Effects of NMDA antagonism on striatal dopamine release in healthy subjects: Application of a novel PET approach

Agents that antagonize the glutamatergic N‐methyl‐d‐aspartate (NMDA) receptor, such as phenylcyclidine (PCP) and ketamine, produce a behavioral state in healthy volunteers that resembles some aspects of schizophrenia. A dysfunction in NMDA–dopaminergic interactions has been proposed as a mechanism for these behavioral effects.
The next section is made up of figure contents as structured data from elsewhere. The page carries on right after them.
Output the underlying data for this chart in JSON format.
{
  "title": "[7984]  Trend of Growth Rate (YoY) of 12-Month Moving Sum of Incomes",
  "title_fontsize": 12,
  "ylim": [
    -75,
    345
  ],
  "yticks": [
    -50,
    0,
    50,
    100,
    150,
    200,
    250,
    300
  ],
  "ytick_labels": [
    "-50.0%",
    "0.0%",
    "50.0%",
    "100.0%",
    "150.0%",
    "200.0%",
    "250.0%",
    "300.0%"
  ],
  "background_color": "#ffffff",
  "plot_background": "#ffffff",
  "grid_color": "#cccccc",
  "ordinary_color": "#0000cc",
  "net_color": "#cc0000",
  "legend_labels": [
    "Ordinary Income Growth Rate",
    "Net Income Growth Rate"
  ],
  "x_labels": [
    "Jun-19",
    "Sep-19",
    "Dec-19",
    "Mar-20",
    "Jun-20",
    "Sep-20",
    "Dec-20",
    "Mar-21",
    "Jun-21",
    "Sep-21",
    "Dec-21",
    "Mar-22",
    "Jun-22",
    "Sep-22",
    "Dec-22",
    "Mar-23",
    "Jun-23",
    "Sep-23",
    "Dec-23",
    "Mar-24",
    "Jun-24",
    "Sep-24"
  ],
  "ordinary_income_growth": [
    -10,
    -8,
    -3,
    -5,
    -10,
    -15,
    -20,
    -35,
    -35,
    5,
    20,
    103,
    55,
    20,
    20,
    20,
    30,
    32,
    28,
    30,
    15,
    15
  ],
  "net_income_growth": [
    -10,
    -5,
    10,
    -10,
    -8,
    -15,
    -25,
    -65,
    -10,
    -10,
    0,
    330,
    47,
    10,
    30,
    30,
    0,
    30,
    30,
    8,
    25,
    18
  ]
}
In this study, we examined the effects of ketamine on striatal dopamine release in healthy human subjects with a novel 11 C‐raclopride/PET displacement paradigm and compared these effects to administration of saline and the direct‐acting dopamine agonist amphetamine. We found that the percent decreases (mean ± SD) in specific 11 C‐raclopride binding from baseline for ketamine (11.2 ± 8.9) was greater than for saline (1.9 ± 3.7) (t = 2.4, df = 13, P = 0.003) indicating that ketamine caused increases in striatal synaptic dopamine concentrations. Ketamine‐related binding changes were not significantly different than the decreases in percent change (mean ± SD) in specific 11 C‐raclopride binding caused by amphetamine (15.5 ± 6.2) (t = 1.3, df = 19, P = 0.21). Ketamine‐induced changes in 11 C‐raclopride‐specific binding were significantly correlated with induction of schizophrenia‐like symptoms. The implications of this brain imaging method for studies of schizophrenia and the mechanism of action of antipsychotic drugs are discussed. Synapse 29:142–147, 1998. Published 1998 Wiley‐Liss, Inc.